Making holograms look more real

Although human vision is capable of perceiving objects in three dimensions (3D), we spend much of our day looking at two-dimensional screens.

The latest televisions and monitors can trick us into perceiving depth, by presenting different images to our left and right eyes, but they require special-purpose glasses, or specialized large-area lenses applied directly to the screen.

Holographic 3D imaging, on the other hand, presents a ‘true’ representation of an object by exactly reconstructing the light rays that would come from that object if it were present.

However, integrating color into 3D holograms has proved a challenge. Consequently, holograms are usually either monochromatic, or—as in the case of credit card holograms—colored in a way that does not correspond to the real object. Now, creating true, 3D color holograms has become possible using a technique developed by Satoshi Kawata and colleagues at the RIKEN Advanced Science Institute in Wako.

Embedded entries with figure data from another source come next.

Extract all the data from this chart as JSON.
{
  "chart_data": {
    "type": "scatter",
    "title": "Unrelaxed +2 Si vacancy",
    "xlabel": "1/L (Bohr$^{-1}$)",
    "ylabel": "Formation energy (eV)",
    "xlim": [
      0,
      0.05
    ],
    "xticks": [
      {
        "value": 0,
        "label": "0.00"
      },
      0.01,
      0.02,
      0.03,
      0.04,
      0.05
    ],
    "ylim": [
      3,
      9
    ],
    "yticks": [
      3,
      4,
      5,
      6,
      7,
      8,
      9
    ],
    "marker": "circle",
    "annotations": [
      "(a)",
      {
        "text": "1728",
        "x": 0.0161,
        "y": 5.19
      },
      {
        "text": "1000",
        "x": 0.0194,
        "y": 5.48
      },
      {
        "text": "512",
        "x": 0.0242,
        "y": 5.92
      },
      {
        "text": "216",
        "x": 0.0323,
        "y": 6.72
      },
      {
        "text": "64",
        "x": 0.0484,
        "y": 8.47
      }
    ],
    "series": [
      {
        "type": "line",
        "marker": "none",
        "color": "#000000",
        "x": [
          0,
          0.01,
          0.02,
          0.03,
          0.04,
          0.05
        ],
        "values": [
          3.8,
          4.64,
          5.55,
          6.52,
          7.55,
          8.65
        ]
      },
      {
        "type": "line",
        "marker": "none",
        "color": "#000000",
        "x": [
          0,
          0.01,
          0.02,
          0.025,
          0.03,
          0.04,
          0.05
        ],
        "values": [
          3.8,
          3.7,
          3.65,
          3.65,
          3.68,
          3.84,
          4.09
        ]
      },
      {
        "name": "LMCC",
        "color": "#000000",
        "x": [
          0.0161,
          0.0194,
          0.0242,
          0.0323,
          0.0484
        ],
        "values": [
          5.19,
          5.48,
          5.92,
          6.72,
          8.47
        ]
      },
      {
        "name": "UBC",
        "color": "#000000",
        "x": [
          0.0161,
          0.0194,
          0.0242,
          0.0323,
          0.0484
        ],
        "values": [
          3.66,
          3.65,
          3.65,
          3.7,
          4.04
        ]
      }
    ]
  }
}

The researchers’ hologram consists of a periodic grating, which is encoded with an interference pattern and covered with a thin film of silver. As with other holograms, when properly illuminated at a later time, the hologram can recreate the light rays that would result from the original object if it were present. The innovation comes in how this grating interacts with the silver film, whose electrons can be excited into density waves called surface plasmon polaritons (SPPs). SPPs are associated with a short-range, non-radiative electromagnetic field. When this field interacts with the grating, it is converted into visible light that can be observed by a viewer at a distance.

Critically, the nature of the SPPs excited in the silver depends on the angle of light that excites them. Therefore a particular type of SPP can be created by illuminating the film at a particular angle, and this in turn leads to a particular image being observed by the viewer. By encoding red, green and blue images into their grating, and then illuminating the grating and silver film simultaneously with three light beams at different angles, Kawata and colleagues produced a full-color hologram

To make the hologram easier to operate, the researchers also coated their silver film with a layer of silicon dioxide. This increased the separation between the angles of the incoming beams, and reduced the angular precision required. The team notes that the hologram works with beams of white light, and does not suffer from the ‘ghosting’ that is apparent with credit card holograms.

The corresponding author for this highlight is based at the Nanophotonics Laboratory, RIKEN Advanced Science Institute

Reference

Ozaki, M., Kato, J. & Kawata, S. Surface-plasmon holography with white-light illumination. Science 332, 218–220 (2011).